Compute f4-ratio statistics as ratio of two f4-statistics with block-jackknife SE.

Parameters:
  • num – Sequence of quadruples (a, b, c, d) for numerator f4(a, b; c, d)

  • den – Sequence of quadruples (a, b, c, d) for denominator f4(a, b; c, d)

Notes

  • block_size is the number of SNPs per jackknife block (default 5000 SNPs). Ignored if blocks is provided.

  • If ancestry is provided, genotypes will be masked to the specified ancestry using LAI before aggregation.

  • pseudohaploid: If True, detects and treats pseudo-haploid samples as haploid. If int n, checks first n SNPs.

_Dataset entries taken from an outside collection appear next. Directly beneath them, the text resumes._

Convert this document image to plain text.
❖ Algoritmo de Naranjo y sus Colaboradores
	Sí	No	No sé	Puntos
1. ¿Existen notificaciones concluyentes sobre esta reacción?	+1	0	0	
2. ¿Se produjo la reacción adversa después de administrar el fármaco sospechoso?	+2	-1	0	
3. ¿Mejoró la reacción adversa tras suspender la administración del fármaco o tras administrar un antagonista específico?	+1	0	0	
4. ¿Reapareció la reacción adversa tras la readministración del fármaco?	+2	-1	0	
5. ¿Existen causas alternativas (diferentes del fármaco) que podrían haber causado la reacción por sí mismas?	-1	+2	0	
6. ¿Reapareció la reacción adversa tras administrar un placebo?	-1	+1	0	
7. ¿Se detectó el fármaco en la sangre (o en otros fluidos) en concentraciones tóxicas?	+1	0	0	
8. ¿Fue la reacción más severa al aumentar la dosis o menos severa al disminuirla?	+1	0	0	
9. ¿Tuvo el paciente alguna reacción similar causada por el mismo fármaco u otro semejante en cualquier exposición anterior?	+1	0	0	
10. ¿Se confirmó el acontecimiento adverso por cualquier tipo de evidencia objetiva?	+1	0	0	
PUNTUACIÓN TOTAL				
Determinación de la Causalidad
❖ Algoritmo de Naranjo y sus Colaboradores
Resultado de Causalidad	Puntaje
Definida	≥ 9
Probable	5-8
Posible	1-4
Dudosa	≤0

If False, treats all as diploid.

snputils.stats.fst(data, pop1=None, pop2=None, *, method='hudson', sample_labels=None, block_size=5000, blocks=None, ancestry=None, laiobj=None, include_self=False, pseudohaploid=False)[source]

Pairwise F_ST with delete-one block jackknife SE.

`hudson`

Ratio-of-averages following Hudson 1992 / Bhatia 2013. Uses num = d_xy - 0.5*(pi_x + pi_y) and den = d_xy, where d_xy = p_x*(1-p_y) + p_y*(1-p_x) and pi_x = 2*p_x*(1-p_x)*n_x/(n_x-1).

`weir_cockerham`

Weir and Cockerham’s theta for two populations. Computes per-SNP variance components a, b, and c, then uses a ratio-of-sums jackknife with num = a and den = a + b + c.

Notes

  • Inputs are the same as f2/f3/f4: either SNPObject or (afs, counts, pops).

  • For WC we use expected heterozygosity h_i = 2 p_i (1 - p_i) from allele freqs.

  • SNPs with n<=1 in either pop or with invalid denominators are ignored.

  • pseudohaploid: If True, detects and treats pseudo-haploid samples as haploid. If int n, checks first n SNPs. If False, treats all as diploid.